Gov. Brian Kemp is dead serious about going after shrewd lawyers he says are killing the American dream of making a buck in business.
But first he had to go after malcontents under his GOP tent. That’s because this effort is really important to him, perhaps one that could springboard him to higher office.
Last week, as the state Senate was set to take up Kemp’s bill to overhaul litigation, he noticed opposition brewing among his own. So, to head off any free thinking, one of his chief minions made it known that any Republican who opposes the governor’s bill might just find a horse’s head under their sheets.
Cody Hall, a Kemp confidant, let it be known that the governor is ready to use his considerable war chest to primary any Republican who has the temerity to go against his will.
This might sound odd from a pol who was primaried last time out by President Donald Trump’s guy, the ever-grim David Perdue. Trump still was mad at Kemp for not going along with his 2020 election swindle. But I suppose Kemp, who won handily, now believes that getting primaried builds character.
Apparently, his threat worked, as every Republican except Colton Moore, the Senate’s human No-vote machine, supported the legislation.
The bill, now in the state House, would “level the playing field” in courthouses, supporters say. They say plaintiffs’ lawyers are putting their faces on highway billboards and bombarding businesses with frivolous lawsuits.
This well-organized, and well-funded, campaign — known as the Lobbyist Full Employment Act — has been actively waged for more than a year. Supporters claim that “nuclear verdicts,” as in really big ones, are crippling businesses by driving up the price of insurance.
Credit: Arvin Temkar/AJC
Credit: Arvin Temkar/AJC
In fact, we’re now being told that Georgia is a “judicial hellhole,” which is disconcerting to those of us used to hearing politicians, especially Kemp, crowing that Georgia is the No. 1 place to do business. The governor is said to still be smarting from insurance premium hikes from his time as a construction firm boss.
Democrats and many lawyers argue the bill is a bald-faced giveaway to the insurance industry, a multiillion-dollar conglomerate that excels at funding lobbyists and politicians. In addition, they say this will hurt the Little Guy’s chance at being reimbursed when injured by a company cutting corners.
Granted, rising insurance rates annoy those of all political convictions. But the cause of those increases could keep high school debate teams arguing forever, whether they be more frequent natural disasters, naïve juries or greedy insurance moguls who excel at hiding profits.
In fact, adopting the so-called “tort reform” doesn’t ensure that rates will drop. It could affect liability insurance for some businesses, but the rest of the picture still remains clouded.
In recent weeks, the tort reform squad brought forth testimony from all sorts of business owners, whether they be in the construction field, trucking industry or moms-and-pops just trying to make it in this harsh world.
The bill would do several things, including stop the courtroom tactic of “anchoring,” which means bringing up possible financial damages early in a trial.

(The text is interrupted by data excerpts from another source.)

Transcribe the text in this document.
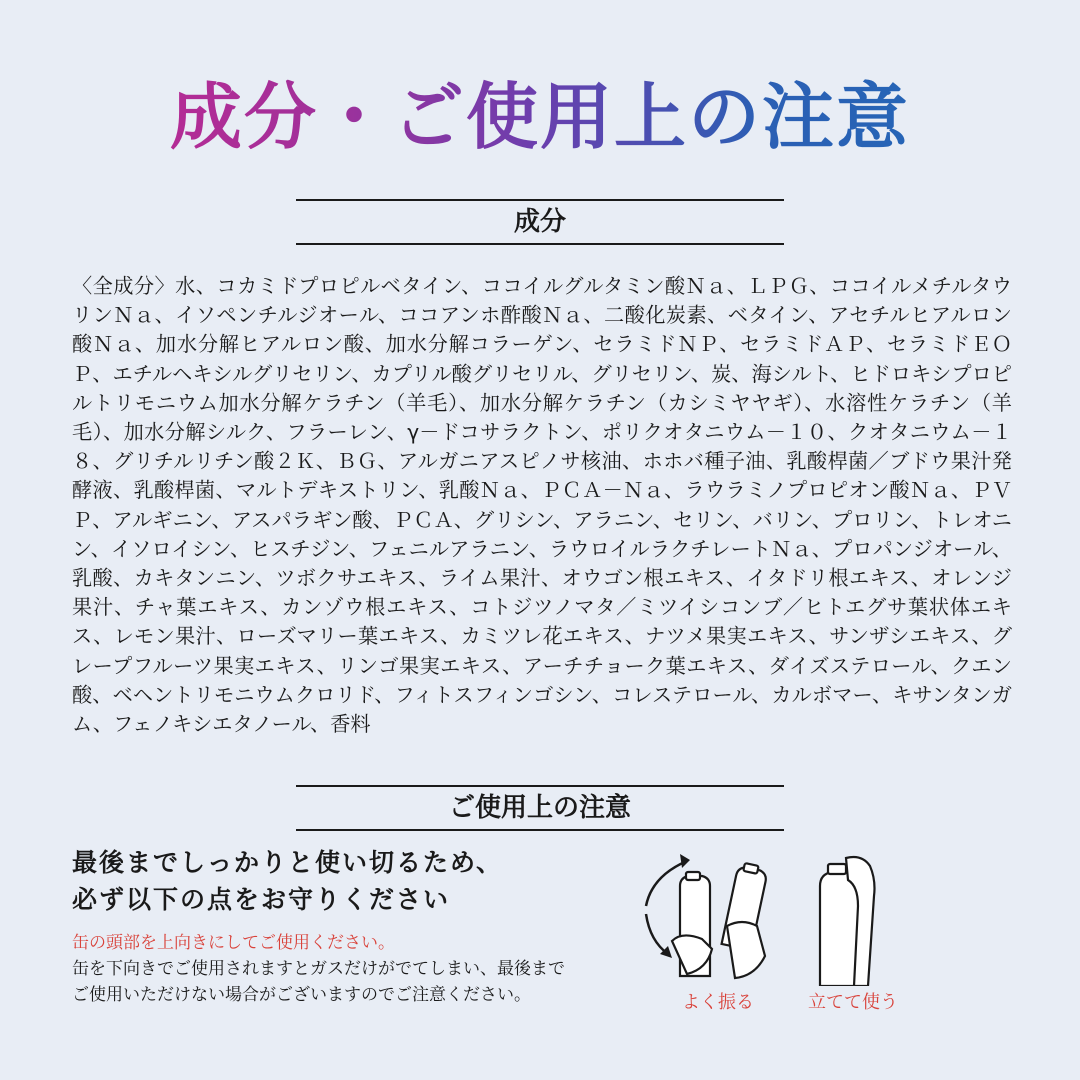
成分・ご使用上の注意
成分
〈全成分〉水、コカミドプロピルベタイン、ココイルグルタミン酸Ｎａ、ＬＰＧ、ココイルメチルタウリンＮａ、イソペンチルジオール、ココアンホ酢酸Ｎａ、二酸化炭素、ベタイン、アセチルヒアルロン酸Ｎａ、加水分解ヒアルロン酸、加水分解コラーゲン、セラミドＮＰ、セラミドＡＰ、セラミドＥＯＰ、エチルヘキシルグリセリン、カプリル酸グリセリル、グリセリン、炭、海シルト、ヒドロキシプロピルトリモニウム加水分解ケラチン（羊毛）、加水分解ケラチン（カシミヤヤギ）、水溶性ケラチン（羊毛）、加水分解シルク、フラーレン、γ－ドコサラクトン、ポリクオタニウム－１０、クオタニウム－１８、グリチルリチン酸２Ｋ、ＢＧ、アルガニアスピノサ核油、ホホバ種子油、乳酸桿菌／ブドウ果汁発酵液、乳酸桿菌、マルトデキストリン、乳酸Ｎａ、ＰＣＡ－Ｎａ、ラウラミノプロピオン酸Ｎａ、ＰＶＰ、アルギニン、アスパラギン酸、ＰＣＡ、グリシン、アラニン、セリン、バリン、プロリン、トレオニン、イソロイシン、ヒスチジン、フェニルアラニン、ラウロイルラクチレートＮａ、プロパンジオール、乳酸、カキタンニン、ツボクサエキス、ライム果汁、オウゴン根エキス、イタドリ根エキス、オレンジ果汁、チャ葉エキス、カンゾウ根エキス、コトジツノマタ／ミツイシコンブ／ヒトエグサ葉状体エキス、レモン果汁、ローズマリー葉エキス、カミツレ花エキス、ナツメ果実エキス、サンザシエキス、グレープフルーツ果実エキス、リンゴ果実エキス、アーチチョーク葉エキス、ダイズステロール、クエン酸、ベヘントリモニウムクロリド、フィトスフィンゴシン、コレステロール、カルボマー、キサンタンガム、フェノキシエタノール、香料
ご使用上の注意
最後までしっかりと使い切るため、
必ず以下の点をお守りください
缶の頭部を上向きにしてご使用ください。
缶を下向きでご使用されますとガスだけがでてしまい、最後まで
ご使用いただけない場合がございますのでご注意ください。	よく振る	立てて使う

The bill would make it harder to sue businesses for criminal acts occurring on their property, make it easier to dismiss cases and make trials bifurcated, meaning damages would be argued in a separate proceeding but with the same jury.
The legislation does not have a cap on jury awards, as the state Supreme Court ruled such a measure unconstitutional in 2010.
The bill’s proponents like to mention our neighbors in Florida for having successfully passed similar legislation. Florida, which Mother Nature has tried to destroy for the past decade, had seen massive insurance losses, wildly rising rates and companies pulling out. But, proponents say, legislation backed by Gov. Ron DeSantis turned all that around and insurers now are flocking back to the Sunshine State.
But let me add an asterisk here: An enterprising reporter writing for the Miami Herald and Tampa Bay Times unearthed a government report on the insurance industry and this week wrote a story headlined, “Secret study found Florida insurers sent billions to affiliates while crying poor.”
“The report, the most in-depth dive into the byzantine finances of Florida’s homeowners insurance market, reveals that as the insurance market was ailing and companies were losing money, executives distributed $680 million in dividends to shareholders while diverting billions more to affiliate companies,” the reporter wrote.
Florida’s legislators never saw that report while debating tort reform, but listened to insurance execs complain about how broke they were. Insurance companies can appear to be losing money on claim payouts while still raking it in on the stock market.
The late Tommy Malone, a plaintiff’s lawyer who grew rich from winning over juries, once got philosophic when explaining that verdicts should not solely be based on actuarial tables.
“How much is a sunrise worth?” he asked.
I called Adam Malone, who followed in his father’s footsteps. It was his case that overturned the state’s 2005 law that capped “pain and suffering” awards at $350,000.
He once told me that “tort reform is socialized justice” and “takes away citizens’ voice.”
This week, he said, “The insurance industry is not hurting. Tort reform and insurance premiums have no correlation between each other.”
But for the next few weeks, we sure will hear that they do.